Below are four new excerpts from the book, accompanied by film stills only seen here. Click on images for a larger view.
“In the Year of the Pig” was the first major documentary in protest of American involvement in Vietnam and it’s admirable that director Emile de Antonio rejected the era’s fashionable agitprop to instead carefully delineate the war’s trajectory from a post-war French colonial issue, to a regional political struggle to a suddenly important outpost in the international fight against communism. A thought-provoking stew of vital interviews and ground-level footage, this is perhaps the first film of the radical left to ever receive an Oscar nomination in the documentary category.
(In the Year of the Pig, 1968)
The Rolling Stones hired the Maysles brothers, along with their frequent collaborator Charlotte Zwerin, to document their 1969 American tour, the first where they were introduced as “the Greatest Rock and Roll Band in the World.” Right from the film’s first musical number, a turbo-charged version of “Satisfaction” from a Madison Square Garden show, the Stones do their best to live up to that hype.
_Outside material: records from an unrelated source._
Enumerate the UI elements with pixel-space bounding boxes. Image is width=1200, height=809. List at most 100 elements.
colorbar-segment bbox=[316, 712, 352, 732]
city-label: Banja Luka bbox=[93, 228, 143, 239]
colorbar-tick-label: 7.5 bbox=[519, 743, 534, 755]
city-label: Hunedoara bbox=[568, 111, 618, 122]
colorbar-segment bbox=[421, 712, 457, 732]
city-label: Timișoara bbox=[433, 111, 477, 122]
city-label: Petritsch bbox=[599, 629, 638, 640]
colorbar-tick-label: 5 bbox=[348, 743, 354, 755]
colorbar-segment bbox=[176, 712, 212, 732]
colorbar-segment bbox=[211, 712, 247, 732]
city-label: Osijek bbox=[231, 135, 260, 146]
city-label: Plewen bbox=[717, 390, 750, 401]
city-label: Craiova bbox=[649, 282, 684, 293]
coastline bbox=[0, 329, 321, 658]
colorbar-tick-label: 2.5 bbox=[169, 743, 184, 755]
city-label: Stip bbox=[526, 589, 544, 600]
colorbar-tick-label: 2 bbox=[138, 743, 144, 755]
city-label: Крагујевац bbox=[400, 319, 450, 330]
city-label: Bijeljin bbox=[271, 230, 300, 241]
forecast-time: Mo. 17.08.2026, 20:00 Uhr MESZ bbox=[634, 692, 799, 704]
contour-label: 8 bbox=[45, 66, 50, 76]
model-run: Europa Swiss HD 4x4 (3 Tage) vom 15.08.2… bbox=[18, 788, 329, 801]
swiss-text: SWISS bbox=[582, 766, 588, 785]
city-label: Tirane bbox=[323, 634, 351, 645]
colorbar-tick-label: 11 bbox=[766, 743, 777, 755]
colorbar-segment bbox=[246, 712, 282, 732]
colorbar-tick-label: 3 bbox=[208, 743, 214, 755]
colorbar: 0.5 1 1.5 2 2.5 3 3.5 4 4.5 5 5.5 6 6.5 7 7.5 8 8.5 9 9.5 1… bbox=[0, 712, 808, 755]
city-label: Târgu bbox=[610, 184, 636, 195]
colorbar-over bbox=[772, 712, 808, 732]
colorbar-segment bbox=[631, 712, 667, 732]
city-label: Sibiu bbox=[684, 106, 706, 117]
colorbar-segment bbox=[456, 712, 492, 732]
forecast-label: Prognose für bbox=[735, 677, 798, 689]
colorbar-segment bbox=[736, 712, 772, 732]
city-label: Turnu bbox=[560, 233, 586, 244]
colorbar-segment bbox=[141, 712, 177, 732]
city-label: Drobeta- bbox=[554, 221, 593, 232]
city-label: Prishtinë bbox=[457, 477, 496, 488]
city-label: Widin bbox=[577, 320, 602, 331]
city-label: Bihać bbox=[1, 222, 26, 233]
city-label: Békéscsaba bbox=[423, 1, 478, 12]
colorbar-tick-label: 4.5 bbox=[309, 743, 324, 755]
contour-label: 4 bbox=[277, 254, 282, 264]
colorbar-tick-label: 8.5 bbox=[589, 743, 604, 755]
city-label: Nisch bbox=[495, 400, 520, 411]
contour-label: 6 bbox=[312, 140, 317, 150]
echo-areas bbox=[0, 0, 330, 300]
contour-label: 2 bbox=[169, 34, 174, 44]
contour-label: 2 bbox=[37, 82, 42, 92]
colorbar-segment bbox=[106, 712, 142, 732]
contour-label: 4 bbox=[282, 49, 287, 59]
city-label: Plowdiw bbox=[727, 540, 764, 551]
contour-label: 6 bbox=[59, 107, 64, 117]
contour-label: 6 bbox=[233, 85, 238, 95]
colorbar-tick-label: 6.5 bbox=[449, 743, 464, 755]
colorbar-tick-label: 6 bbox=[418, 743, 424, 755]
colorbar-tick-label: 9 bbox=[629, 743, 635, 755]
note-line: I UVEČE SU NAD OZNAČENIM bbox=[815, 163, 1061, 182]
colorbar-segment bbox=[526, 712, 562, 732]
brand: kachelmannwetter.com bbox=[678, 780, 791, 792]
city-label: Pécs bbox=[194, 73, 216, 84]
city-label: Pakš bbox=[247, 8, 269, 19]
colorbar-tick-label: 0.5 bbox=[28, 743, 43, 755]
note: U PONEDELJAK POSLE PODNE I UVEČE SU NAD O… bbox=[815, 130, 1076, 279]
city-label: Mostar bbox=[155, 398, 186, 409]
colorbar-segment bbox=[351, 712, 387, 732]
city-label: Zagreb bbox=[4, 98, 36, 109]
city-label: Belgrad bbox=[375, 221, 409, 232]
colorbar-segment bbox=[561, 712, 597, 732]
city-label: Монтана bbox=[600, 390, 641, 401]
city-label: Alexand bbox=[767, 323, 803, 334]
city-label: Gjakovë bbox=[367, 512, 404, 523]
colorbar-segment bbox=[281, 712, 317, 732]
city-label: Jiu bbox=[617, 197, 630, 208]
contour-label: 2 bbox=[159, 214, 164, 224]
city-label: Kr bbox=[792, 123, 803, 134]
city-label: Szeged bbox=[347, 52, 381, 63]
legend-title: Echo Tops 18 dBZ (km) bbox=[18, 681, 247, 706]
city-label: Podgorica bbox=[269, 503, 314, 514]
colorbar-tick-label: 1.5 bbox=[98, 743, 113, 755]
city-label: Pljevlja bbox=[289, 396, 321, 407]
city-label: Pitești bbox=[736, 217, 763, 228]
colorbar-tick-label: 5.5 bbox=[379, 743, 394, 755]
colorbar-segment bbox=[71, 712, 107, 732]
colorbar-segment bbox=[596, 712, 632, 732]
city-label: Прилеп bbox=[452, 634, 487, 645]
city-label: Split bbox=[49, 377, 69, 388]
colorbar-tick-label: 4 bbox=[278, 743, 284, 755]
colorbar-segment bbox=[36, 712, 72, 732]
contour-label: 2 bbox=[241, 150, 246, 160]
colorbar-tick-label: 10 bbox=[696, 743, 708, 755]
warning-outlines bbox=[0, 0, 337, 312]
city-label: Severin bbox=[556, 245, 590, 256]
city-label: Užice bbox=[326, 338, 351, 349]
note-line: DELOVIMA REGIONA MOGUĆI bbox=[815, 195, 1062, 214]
Times have changed since the Beatles invented the modern rock concert a half-decade earlier. Witness the communal hero-worship, the sophisticated sound system, the druggy ambience. Certainly, the sexually-charged appeal of singer Mick Jagger is a far cry from the schoolgirl crushes inspired by the Fab Four in the mid-6os. But the Stones had missed out on Woodstock, which had happened a few months before their arrival. They were already looking ahead to staging a one-day free festival in California at the end of the tour, hoping to create their own “microcosmic society,” a memorable decade-ending event. That it certainly was…
(Gimme Shelter, 1970)
The film begins in Chelmno, Poland, where some of the earliest exterminations of prisoners first took place (starting in December 1941), and where hundreds of thousand were eventually put to death in its infamous gassing vans. By the end of the war, with Soviet forces closing in, the German guards set out to kill all those still alive. Fifteen-year-old Simon Srebnik was one of the less than five people to survive this desperate massacre. After recovering from his wounds (a bullet had grazed his head) he moved to Israel, but he is persuaded by Lanzmann to return to Chelmno thirty-four years later. After walking down a country road with a haunted look on his face—-as if he’s half-expecting to be apprehended—-Srebnik identifies the sight of the concentration camp where the foundation of the vast crematorium is still visible. “No one can re-create what happened here,” he says. “Impossible! And no one can understand it.”
(Shoah, 1985. Pictured is Simon Srebnik with residents of Chelmno, likely in the late 1970s)
The subject of Joe Berlinger and Bruce Sinofsky’s first film are the “Ward boys,” four elderly bachelor brothers who run a small dairy farm in upstate New York. They lead a hermitlike existence centered around their squalid farmhouse; aside from daily trips to the market, they have very little to do with the outside world, and vice versa. Their quiet lives change drastically when one of the brothers dies in bed and another, Delbert, is charged with his murder. Soon after the arrest, the Wards learn they have a lot to both fear and appreciate from the society they have closed themselves off from. The state police and the district attorney show about as much concern for common decency as the brothers do for personal hygiene. The police manage to wrangle a confession out of an unrepresented Delbert Ward, a man of low IQ—-a “triumph” they and the DA’s office follow up with a series of ever-more-questionable tactics that culminate in a desperate attempt to turn the whole thing into an incestuous sex crime when their case seems to be faltering. The townspeople of Munnsville, on the other hand, rally around the Wards with a surprising show of support and affection.
(Brother’s Keeper, 1992)
You’ve sold me on the book! Thom
Thanks, Thom! Just a note, though I don’t have an e-reader I have seen “Documentary 101” on one and it looks great.